Perhaps no topic in the medical literature has received as much attention in the past few years as sepsis and septic shock, the topics for this month’s continuing education presentation. Critical care and infectious disease experts have offered several revisions and modifications with regards to:

• The definition of sepsis: Defined as life-threatening organ dysfunction due to dysregulated host response to infection.

• Removing “severe sepsis” as an actual category of the sepsis continuum.

• The nature, origin, and production of lactate in sepsis: it is believed now that lactate is generated as a byproduct of pyruvate overproduction due to endogenous epinephrine stimulation. This refutes the theory that lactate is produced during “anaerobic metabolism”.

• The cause of acidosis in sepsis (current theories suggest that acidosis in sepsis is not due to “lactic acid” but rather due to chloride and hydrogen ion accumulation and loss of bicarbonate).

• Recommendations regarding whether invasive monitoring of central venous pressure is necessary or beneficial.

Despite the flurry of activity and revisions in the sepsis arena, many of the fundamental aspects remain the same.  Early identification, immediate resuscitation, and antibiotic administration are paramount.  To this end, the EMS provider must be able to suspect sepsis based on the history, including the all-important septic risk factors, physical examination, and ancillary testing. Be aware of sepsis risk factors which include:

• diabetes

• chronic renal failure

• cancer

• post-op patients

• patients with indwelling devices

• patients on immune suppressant medications

Sepsis can be diagnosed at the bedside by an astute clinician. Early identification is essential to a good outcome. Prompt resuscitative and definitive treatment translates to decreased mortality.

We are all familiar with SIRS criteria as an indicator for the presence of sepsis.
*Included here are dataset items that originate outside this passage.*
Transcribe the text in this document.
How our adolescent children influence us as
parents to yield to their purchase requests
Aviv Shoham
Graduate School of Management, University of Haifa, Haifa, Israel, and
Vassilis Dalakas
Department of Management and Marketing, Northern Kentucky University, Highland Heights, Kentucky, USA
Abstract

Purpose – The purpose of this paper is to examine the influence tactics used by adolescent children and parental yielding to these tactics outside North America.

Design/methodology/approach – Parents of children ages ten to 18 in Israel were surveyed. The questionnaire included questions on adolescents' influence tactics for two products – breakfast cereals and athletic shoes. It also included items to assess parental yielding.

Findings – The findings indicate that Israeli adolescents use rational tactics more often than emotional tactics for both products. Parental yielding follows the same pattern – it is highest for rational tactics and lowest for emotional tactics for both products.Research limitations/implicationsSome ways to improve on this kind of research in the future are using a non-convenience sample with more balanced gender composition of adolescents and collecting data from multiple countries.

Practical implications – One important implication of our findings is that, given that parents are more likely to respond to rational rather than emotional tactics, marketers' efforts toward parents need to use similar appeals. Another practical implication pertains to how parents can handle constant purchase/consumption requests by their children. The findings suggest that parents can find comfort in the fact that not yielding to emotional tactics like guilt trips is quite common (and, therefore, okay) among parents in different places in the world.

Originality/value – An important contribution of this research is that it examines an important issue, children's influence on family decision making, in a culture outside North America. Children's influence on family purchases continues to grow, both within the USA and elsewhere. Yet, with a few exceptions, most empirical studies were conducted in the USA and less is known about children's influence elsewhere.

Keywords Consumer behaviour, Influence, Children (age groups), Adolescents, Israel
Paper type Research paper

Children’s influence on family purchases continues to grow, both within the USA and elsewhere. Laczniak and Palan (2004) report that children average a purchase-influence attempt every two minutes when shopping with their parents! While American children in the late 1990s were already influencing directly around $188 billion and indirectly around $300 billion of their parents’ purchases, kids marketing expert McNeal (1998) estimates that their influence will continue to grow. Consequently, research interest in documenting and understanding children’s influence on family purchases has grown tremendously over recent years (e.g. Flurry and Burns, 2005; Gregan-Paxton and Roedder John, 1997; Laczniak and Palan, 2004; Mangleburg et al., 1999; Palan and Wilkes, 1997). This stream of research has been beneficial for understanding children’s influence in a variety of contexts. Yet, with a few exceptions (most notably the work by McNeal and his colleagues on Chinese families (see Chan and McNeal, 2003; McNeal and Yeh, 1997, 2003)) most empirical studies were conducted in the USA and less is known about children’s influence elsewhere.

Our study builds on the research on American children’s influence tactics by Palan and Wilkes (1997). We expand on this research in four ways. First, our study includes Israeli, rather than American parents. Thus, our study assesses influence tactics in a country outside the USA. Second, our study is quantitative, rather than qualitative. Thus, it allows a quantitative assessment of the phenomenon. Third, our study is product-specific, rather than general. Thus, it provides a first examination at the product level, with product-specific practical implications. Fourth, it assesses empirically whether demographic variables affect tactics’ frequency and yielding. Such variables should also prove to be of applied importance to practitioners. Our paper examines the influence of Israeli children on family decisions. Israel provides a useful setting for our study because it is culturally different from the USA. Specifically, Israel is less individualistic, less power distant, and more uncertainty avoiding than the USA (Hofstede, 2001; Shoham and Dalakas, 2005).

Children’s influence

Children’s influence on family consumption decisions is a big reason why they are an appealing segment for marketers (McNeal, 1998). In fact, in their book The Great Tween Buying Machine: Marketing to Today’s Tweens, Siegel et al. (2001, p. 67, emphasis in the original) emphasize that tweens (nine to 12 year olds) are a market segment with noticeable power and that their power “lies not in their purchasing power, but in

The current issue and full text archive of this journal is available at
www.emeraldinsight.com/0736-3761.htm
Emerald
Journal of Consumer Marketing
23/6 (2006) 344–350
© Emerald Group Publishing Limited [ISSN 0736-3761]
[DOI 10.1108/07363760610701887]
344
Any two of these criteria make the patient “SIRS positive”. Although there are several potential causes of Systemic Inflammatory Response Syndrome (SIRS) such as pancreatitis, burns, overdose, trauma, pulmonary embolism, etc., sepsis should always remain a high-level consideration in the differential diagnosis of a SIRS-positive patient.

We have seen the qSOFA score (also known as quick SOFA) as a bedside prompt that may identify patients with suspected infection who are at greater risk for a poor outcome:

The UH protocols include elements of both SIRS and qSOFA are both included on page 6/3, under “SIRS Checklist Clinical Findings”. 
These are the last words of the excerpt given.